A política brasileira contemporânea
está cada vez mais pujante. Ídolos e ícones são rapidamente derrubados e a
população felizmente está entendendo que a única diferença entre políticos de
esquerda e de direita está na estratégia voltada para o público que cada
político pretende ter como base. Nos últimos dias aconteceram dois fenômenos
incríveis, dois jantares com boa comida e regados com excelentes vinhos. Quem
jantou com quem? Leandro Karnal com Sérgio Moro e Chico Alencar com Aécio Neves
e Cia.
Eu considerei esses
dois jantares maravilhosos. Os cenários revelam, ou desvelam, dois homens que construíram
suas figuras públicas com base na apresentação e na defesa radical e
intransigente do pensamento de esquerda. Karnal e Alencar, ambos historiadores,
mas com carreiras diferentes têm apontado suas críticas para a gênese do
fascismo no Brasil, para a perseguição aos partidos e pensamentos de esquerda,
para o retorno a tempos sombrios, etc... Daí a surpresa de muitos quando viram
a fotografia de Karnal com Moro e as diversas matérias falando sobre o beija
mão de Alencar para Aécio.
Eu não fiquei surpreso
e nem tampouco abalado. Deixei de curtir ícones faz algum tempo, e essa mudança
ocorreu quando mergulhei no universo dos movimentos sociais e da ação política.
Qualquer um que tenha passado por essa experiência em algum momento da vida
sabe bem que ícones e mártires são ótimos para representar coletivos, mas
também sabe que eles só existem no mundo abstrato das ideias. No dia-a-dia,
esses ícones e mártires são pessoas, com todos os dilemas e as misérias de
qualquer outro ser humano. No caso dos políticos, o que um político mais deseja
é manter-se político, e isso não é nada fácil no cenário brasileiro contemporâneo.
Chico Alencar é um
político profissional. Foi ao jantar do Noblat porque tinha que ir, conversou
com quem conversou porque quis conversar. Beijou a mão de quem beijou porque
quis beijar. E fez tudo isso porque deseja continuar sendo Chico Alencar.

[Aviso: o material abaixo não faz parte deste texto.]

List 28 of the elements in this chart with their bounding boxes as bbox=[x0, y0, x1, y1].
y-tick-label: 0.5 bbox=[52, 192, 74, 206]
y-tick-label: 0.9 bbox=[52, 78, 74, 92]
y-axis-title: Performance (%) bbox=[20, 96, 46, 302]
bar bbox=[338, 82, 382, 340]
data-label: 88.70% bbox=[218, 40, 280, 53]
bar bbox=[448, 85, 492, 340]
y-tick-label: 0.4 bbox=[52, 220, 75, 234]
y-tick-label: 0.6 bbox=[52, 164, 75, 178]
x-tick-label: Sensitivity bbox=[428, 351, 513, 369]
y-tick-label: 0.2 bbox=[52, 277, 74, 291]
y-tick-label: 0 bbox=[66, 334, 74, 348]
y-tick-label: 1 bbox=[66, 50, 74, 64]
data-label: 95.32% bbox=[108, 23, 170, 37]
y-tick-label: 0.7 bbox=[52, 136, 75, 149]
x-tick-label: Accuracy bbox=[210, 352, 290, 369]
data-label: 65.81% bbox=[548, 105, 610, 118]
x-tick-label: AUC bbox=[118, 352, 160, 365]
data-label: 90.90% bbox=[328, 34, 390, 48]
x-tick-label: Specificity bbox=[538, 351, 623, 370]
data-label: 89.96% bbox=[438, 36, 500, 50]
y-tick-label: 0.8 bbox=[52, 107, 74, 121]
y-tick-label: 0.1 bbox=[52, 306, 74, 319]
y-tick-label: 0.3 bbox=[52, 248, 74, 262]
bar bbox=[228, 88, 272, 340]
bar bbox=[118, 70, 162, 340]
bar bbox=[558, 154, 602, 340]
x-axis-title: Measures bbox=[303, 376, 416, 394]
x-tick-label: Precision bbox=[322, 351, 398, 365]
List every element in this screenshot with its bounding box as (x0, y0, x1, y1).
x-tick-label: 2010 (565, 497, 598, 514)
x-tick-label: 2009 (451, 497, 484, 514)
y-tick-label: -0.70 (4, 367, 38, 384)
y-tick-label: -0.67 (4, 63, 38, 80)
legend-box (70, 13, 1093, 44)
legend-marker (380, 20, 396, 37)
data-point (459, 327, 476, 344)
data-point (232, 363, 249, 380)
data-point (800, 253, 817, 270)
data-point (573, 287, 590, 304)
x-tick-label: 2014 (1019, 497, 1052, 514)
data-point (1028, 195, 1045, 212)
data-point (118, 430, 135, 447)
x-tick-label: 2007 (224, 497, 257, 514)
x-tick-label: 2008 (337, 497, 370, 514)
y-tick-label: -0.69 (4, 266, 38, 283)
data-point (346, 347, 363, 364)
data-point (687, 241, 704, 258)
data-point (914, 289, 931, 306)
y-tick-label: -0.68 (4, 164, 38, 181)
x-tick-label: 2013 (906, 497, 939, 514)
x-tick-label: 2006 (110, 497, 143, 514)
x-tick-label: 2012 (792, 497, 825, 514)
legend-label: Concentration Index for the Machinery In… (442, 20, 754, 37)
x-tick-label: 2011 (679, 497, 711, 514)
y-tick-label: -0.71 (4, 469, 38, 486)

Depois disso, tomou um puxão de orelha da opinião pública e fez um vídeo
dizendo que errou, que nunca imaginou que a elite do governo estaria na festa
do Noblat, que deveria ter ido embora assim que chegou, que não deveria ter
conversado com o Aécio, etc... Não gostei do vídeo e gostei da situação. Ela
demonstra que Chico Alencar é só mais um político sendo político.
Leandro Karnal é um
cara genial. Transformou a filosofia em um objeto de mercado bastante
lucrativo. Nos últimos tempos virou o filósofo de todas as coisas. Passou a oferecer
análises/opiniões sobre qualquer assunto e consolidou-se como um quase guru de
determinadas camadas que buscam no pensamento intelectual um norte para suas
ações práticas. Ataca a direita, a extrema direita, publica frases de efeito e
tem milhões de seguidores por isso. Depois vai jantar com Sérgio Moro, posta
uma fotografia elogiando os vinhos e a conversa e indica que farão projetos juntos.
Ao final, tomou um puxão de orelha de seus fãs e deletou a foto e as legendas. Também
gostei da situação porque revela o Leandro Karnal sendo o Leandro Karnal.
Duas histórias com
formas diferentes e conteúdos semelhantes. Ambos fizeram o que queriam fazer e
ponto. Não há inocência em suas ações. Não há acaso, nem mesmo coincidência. Eles
querem ser quem são e sabem bem o que precisam fazer para dar conta de seus
desejos.
O mais fantástico disso
tudo é que a população agora tem esse tipo de informação disponível e manifesta
seu descontentamento com os ícones e mártires. Falta só um passo para
entendermos de uma vez por todas que eles são apenas pessoas jogando um jogo bem
difícil. Esperar que um grande nome (homem ou mulher) venha salvar a esquerda
no Brasil é uma tremenda bobagem porque grandes nomes são apenas representações
ativadas para legitimar determinadas ações. Acredito que esse ataque aos
grandes ícones do momento é muito valoroso porque pode ajudar a esquerda a
entender que sem projeto ela já era. A direita tem um projeto claro. E o da
esquerda? Qual é? Ou produzimos um projeto coletivo de esquerda, ou, então,
sejamos bem-vindos à era do pensamento de direita. Em ambos os casos ainda
veremos muitos jantares, mas as motivações podem ser bem diferentes.